Need I remind people that one of the scariest, most mysterious figures in twentieth-century American history is the so-called Umbrella Man in Dealey Plaza the day John Kennedy was killed? This is a spooky figure who carried an umbrella--and had it open as Kennedy's motorcade passed--even though it was sunny and warm that day. He's an insidious villain who may or may not have fired a poison dart from said umbrella and thereby paralyzed Kennedy so he couldn't react to the incoming hail of gunfire.



That example, noted, though, I will of course point out that not every man with an umbrella qualifies for real man status. Look at the unreal man pictured below. He's--dare I say it?--all wet, umbrella or not.

08 October 2006

The Whining Stranger on Sport: Hasta la vista, New York Yankees!



Sweet jubilation! Unbound joy!

I thought this series was basically over after Game 1 in the Bronx? How many times did we have to hear about this New York team possibly sporting the greatest line-up ever assembled? And wasn't Kenny Rogers supposed to be a playoff dud?

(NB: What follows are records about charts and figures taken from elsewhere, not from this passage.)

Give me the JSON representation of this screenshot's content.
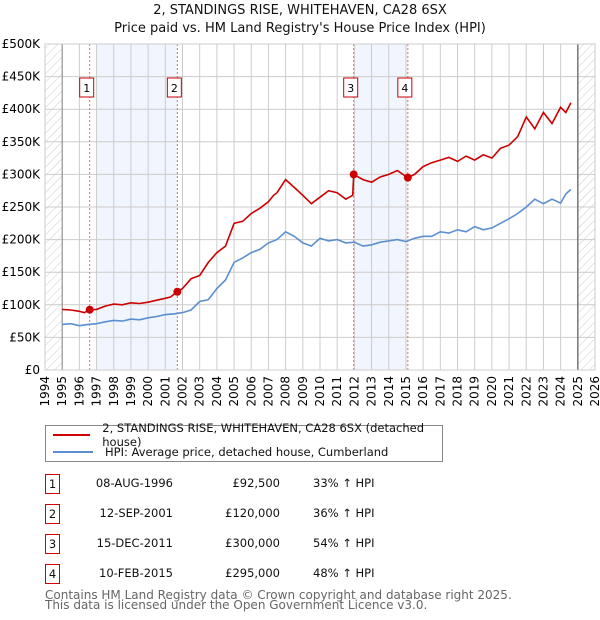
{
  "title": "2, STANDINGS RISE, WHITEHAVEN, CA28 6SX",
  "subtitle": "Price paid vs. HM Land Registry's House Price Index (HPI)",
  "chart_data": {
    "type": "line",
    "xlim": [
      1994,
      2026
    ],
    "ylim": [
      0,
      500000
    ],
    "y_ticks": [
      {
        "v": 0,
        "label": "£0"
      },
      {
        "v": 50000,
        "label": "£50K"
      },
      {
        "v": 100000,
        "label": "£100K"
      },
      {
        "v": 150000,
        "label": "£150K"
      },
      {
        "v": 200000,
        "label": "£200K"
      },
      {
        "v": 250000,
        "label": "£250K"
      },
      {
        "v": 300000,
        "label": "£300K"
      },
      {
        "v": 350000,
        "label": "£350K"
      },
      {
        "v": 400000,
        "label": "£400K"
      },
      {
        "v": 450000,
        "label": "£450K"
      },
      {
        "v": 500000,
        "label": "£500K"
      }
    ],
    "x_ticks": [
      "1994",
      "1995",
      "1996",
      "1997",
      "1998",
      "1999",
      "2000",
      "2001",
      "2002",
      "2003",
      "2004",
      "2005",
      "2006",
      "2007",
      "2008",
      "2009",
      "2010",
      "2011",
      "2012",
      "2013",
      "2014",
      "2015",
      "2016",
      "2017",
      "2018",
      "2019",
      "2020",
      "2021",
      "2022",
      "2023",
      "2024",
      "2025",
      "2026"
    ],
    "grid": true,
    "legend_placement": "below",
    "shaded_ranges": [
      [
        1997,
        2001.7
      ],
      [
        2012,
        2015.11
      ]
    ],
    "series": [
      {
        "name": "2, STANDINGS RISE, WHITEHAVEN, CA28 6SX (detached house)",
        "color": "#cc0000",
        "x": [
          1995,
          1995.5,
          1996,
          1996.3,
          1996.6,
          1997,
          1997.5,
          1998,
          1998.5,
          1999,
          1999.5,
          2000,
          2000.5,
          2001,
          2001.3,
          2001.7,
          2002,
          2002.5,
          2003,
          2003.5,
          2004,
          2004.5,
          2005,
          2005.5,
          2006,
          2006.5,
          2007,
          2007.3,
          2007.5,
          2008,
          2008.5,
          2009,
          2009.5,
          2010,
          2010.5,
          2011,
          2011.5,
          2011.9,
          2011.96,
          2012.5,
          2013,
          2013.5,
          2014,
          2014.5,
          2015.11,
          2015.5,
          2016,
          2016.5,
          2017,
          2017.5,
          2018,
          2018.5,
          2019,
          2019.5,
          2020,
          2020.5,
          2021,
          2021.5,
          2022,
          2022.5,
          2023,
          2023.5,
          2024,
          2024.3,
          2024.6
        ],
        "y": [
          93000,
          92000,
          90000,
          88000,
          92500,
          93000,
          98000,
          101000,
          100000,
          103000,
          102000,
          104000,
          107000,
          110000,
          112000,
          120000,
          125000,
          140000,
          145000,
          165000,
          180000,
          190000,
          225000,
          228000,
          240000,
          248000,
          258000,
          268000,
          272000,
          292000,
          280000,
          268000,
          255000,
          265000,
          275000,
          272000,
          262000,
          268000,
          300000,
          292000,
          288000,
          296000,
          300000,
          306000,
          295000,
          300000,
          312000,
          318000,
          322000,
          326000,
          320000,
          328000,
          322000,
          330000,
          325000,
          340000,
          345000,
          358000,
          388000,
          370000,
          395000,
          378000,
          403000,
          395000,
          410000
        ]
      },
      {
        "name": "HPI: Average price, detached house, Cumberland",
        "color": "#5b8fd0",
        "x": [
          1995,
          1995.5,
          1996,
          1996.5,
          1997,
          1997.5,
          1998,
          1998.5,
          1999,
          1999.5,
          2000,
          2000.5,
          2001,
          2001.5,
          2002,
          2002.5,
          2003,
          2003.5,
          2004,
          2004.5,
          2005,
          2005.5,
          2006,
          2006.5,
          2007,
          2007.5,
          2008,
          2008.5,
          2009,
          2009.5,
          2010,
          2010.5,
          2011,
          2011.5,
          2012,
          2012.5,
          2013,
          2013.5,
          2014,
          2014.5,
          2015,
          2015.5,
          2016,
          2016.5,
          2017,
          2017.5,
          2018,
          2018.5,
          2019,
          2019.5,
          2020,
          2020.5,
          2021,
          2021.5,
          2022,
          2022.5,
          2023,
          2023.5,
          2024,
          2024.3,
          2024.6
        ],
        "y": [
          70000,
          71000,
          68000,
          70000,
          71000,
          74000,
          76000,
          75000,
          78000,
          77000,
          80000,
          82000,
          85000,
          86000,
          88000,
          92000,
          105000,
          108000,
          125000,
          138000,
          165000,
          172000,
          180000,
          185000,
          195000,
          200000,
          212000,
          205000,
          195000,
          190000,
          202000,
          198000,
          200000,
          195000,
          196000,
          190000,
          192000,
          196000,
          198000,
          200000,
          197000,
          202000,
          205000,
          205000,
          212000,
          210000,
          215000,
          212000,
          220000,
          215000,
          218000,
          225000,
          232000,
          240000,
          250000,
          262000,
          255000,
          262000,
          256000,
          270000,
          277000
        ]
      }
    ],
    "sales": [
      {
        "n": "1",
        "x": 1996.6,
        "y": 92500,
        "date": "08-AUG-1996",
        "price": "£92,500",
        "hpi": "33% ↑ HPI"
      },
      {
        "n": "2",
        "x": 2001.7,
        "y": 120000,
        "date": "12-SEP-2001",
        "price": "£120,000",
        "hpi": "36% ↑ HPI"
      },
      {
        "n": "3",
        "x": 2011.96,
        "y": 300000,
        "date": "15-DEC-2011",
        "price": "£300,000",
        "hpi": "54% ↑ HPI"
      },
      {
        "n": "4",
        "x": 2015.11,
        "y": 295000,
        "date": "10-FEB-2015",
        "price": "£295,000",
        "hpi": "48% ↑ HPI"
      }
    ]
  },
  "legend": {
    "property": "2, STANDINGS RISE, WHITEHAVEN, CA28 6SX (detached house)",
    "hpi": "HPI: Average price, detached house, Cumberland"
  },
  "footer": {
    "line1": "Contains HM Land Registry data © Crown copyright and database right 2025.",
    "line2": "This data is licensed under the Open Government Licence v3.0."
  }
}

No, all around. Of course.

Just as the Detroit faithful knew it would be.

05 October 2006

The Whining Stranger on Sport: My Hero!



God bless you, Zoom-Zoom. And how do you like them apples, Jeet?

02 October 2006

Musings: On Headphones and Dark Sunglasses and Monday Mornings

A brief procrastinatory meditation as I try to kill ten minutes of would-be work time before I justify more non-work time with a noontime lunch break...

I like busy weekends with much socializing, for the most part, but they make me exhausted come Monday morning. Not a good way to start the week. I need to sleep more, perhaps. Saturday morning, for instance, I ran a 5k race on just under three hours sleep after too much beer and good fun the night before. My time was good given the obvious fatigue and dehydration, but I have to admit I'm not a kid anymore. ("I admit I'm not a kid anymore.") Sunday followed a long birthday party for a friend on Saturday night. I was slow moving till dinner time. Then it was about time to go to bed and call it a weekend. This morning's 9am meeting was unwelcome in turn.

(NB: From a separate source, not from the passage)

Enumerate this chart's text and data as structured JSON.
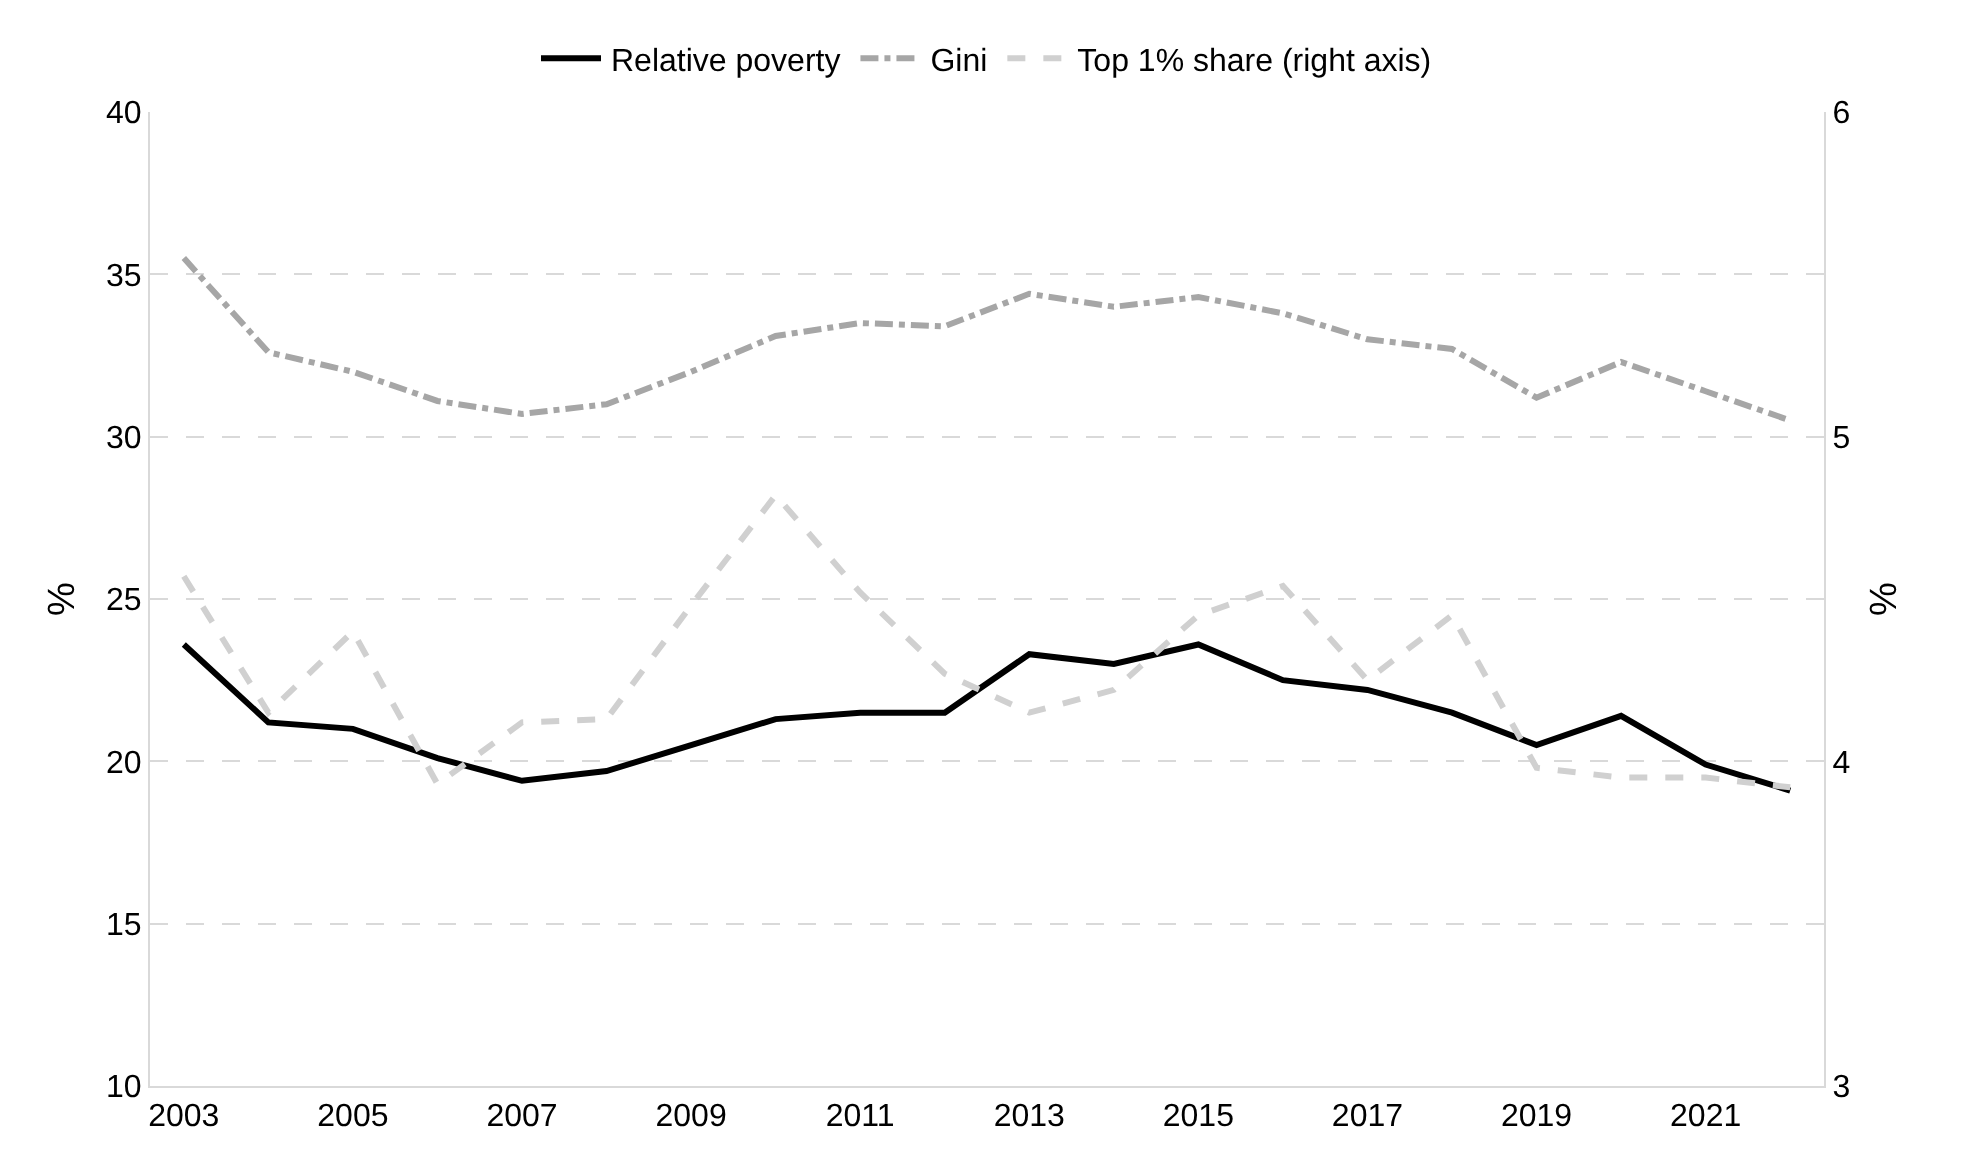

In other news, I'm loving the mobile private bubble of my mp3 player and dark sunglasses combination on walks to campus each morning. The new shades that I got (black, Marcello-ish) for a dollar-fifty at a thrift store last week are clearly the darkest sunglasses I've ever owned. I won't even wear them for driving because they impede visibility so much. But that's good when I have to pass Casa Barbarian next door, and for general, "Don't get in my consciousness" ambulation time before meetings and classes.

Still reeling from the Tigers' collapse against KC this weekend. I am soliciting a general abundance of pro-Detroit, anti-Yankees vibes from anybody who reads this. Boo Yankees!

OK, there. I look at the clock. It's just about midday. By the time I post this it'll be time to get my lunch out and ignore the stacks of books on the desk for a little bit more.

The Whining Stranger's Song of the Day: 2 October 2006



"God Must Be a Boogie Man" by Joni Mitchell (from the album Mingus, 1979)

A charming bit of swinging theology from one of the great songwriting masters. This tune opens Joni's tribute album to the great Charles Mingus and was inspired by the first few pages of his autobiography, Beneath the Underdog. (Never read it? You should. He turns the expectations of genius-artist this-is-my-life writing on its head so thoroughly that you'll either laugh or cry or throw the book across the room or all three, but you won't be unstimulated for one second.) While I don't like to think too much about the nature of God for the unavoidable vertigo that follows (I'd rather just assume there is a big master-blaster up there and that s/he loves me and that there are no floods or turns-into-salt coming my way), I can't help but think that Joni's refrain about the cosmos adhering to "a cock-eyed plan" is spot-on.